With just the two of them on staff, Deana and Richard survived their first holiday season, but it definitely took some adjustments, Deana says. On top of learning a new business and expanding the shop to include a café, the Zaccardos found themselves spending the majority of their time at the bakery. Richard even parked Deana’s parents’ travel trailer in the parking lot and didn’t budge until they got into the groove of operating a bakery. Despite the rough start, customers remained loyal to Belmar, encouraging its new owners.

“We have great, great, supportive customers who love this place,” Deana says, “and when we bought it I think they loved the fact that we were putting a lot of love and TLC in it. I think the customers appreciated that.”
The husband-wife team of 18 years has kept most of Belmar’s original recipes, but they’ve also made adjustments, such as the café and Cakeland as well as slightly changing up the initial menu. Deana and Richard have added five pies to the 20-plus selection of old-style favorites.

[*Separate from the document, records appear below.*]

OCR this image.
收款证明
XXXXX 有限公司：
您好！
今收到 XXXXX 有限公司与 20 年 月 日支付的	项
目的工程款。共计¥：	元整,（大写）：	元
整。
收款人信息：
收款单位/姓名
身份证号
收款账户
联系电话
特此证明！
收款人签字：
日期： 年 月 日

“Apple, cherry, blueberry, the real classics people grew up with,” Deana says. “Very traditional, that’s what works for us.”
Belmar prides itself on making all of its products on site daily and fans have voted it Best Bakery in the Best of Amarillo polls for a decade. Belmar may have changed over the years, but customers can bet they will get tried-and-true recipes they grew up on in the neighborhood bakery.
As the first and last person in line to get a piece of cake when he was little, Richard developed an appreciation for baking from his mother. On their honeymoon, Deana has a picture of Richard smiling in front a bakery, so it makes perfect sense that he chose this career path. Deana sold her Jazzercise franchise in order to devote more time to the family business that she claims has helped her stay on a strict diet plan. The couple’s varying views and talents is what makes Belmar successful. Separated by a wall and two swinging doors, Richard sticks to baking while Deana runs Cakeland and the creative, marketing and financial aspects.
“It’s a good deal. Sometimes the stresses of the business, he may see it some way and I see it my way. And I usually get my way and so it’s a joke around here,” Deana laughs, employees nodding their heads in unison behind her.
Although he originally dreamed of opening his own doughnut shop, Richard seems pretty happy with the full-line retail bakery.
“It’s very rewarding when we have customers stand in line for a pie,” Richard says as he pours cherry filling into a raw pie shell. “It’s very rewarding.”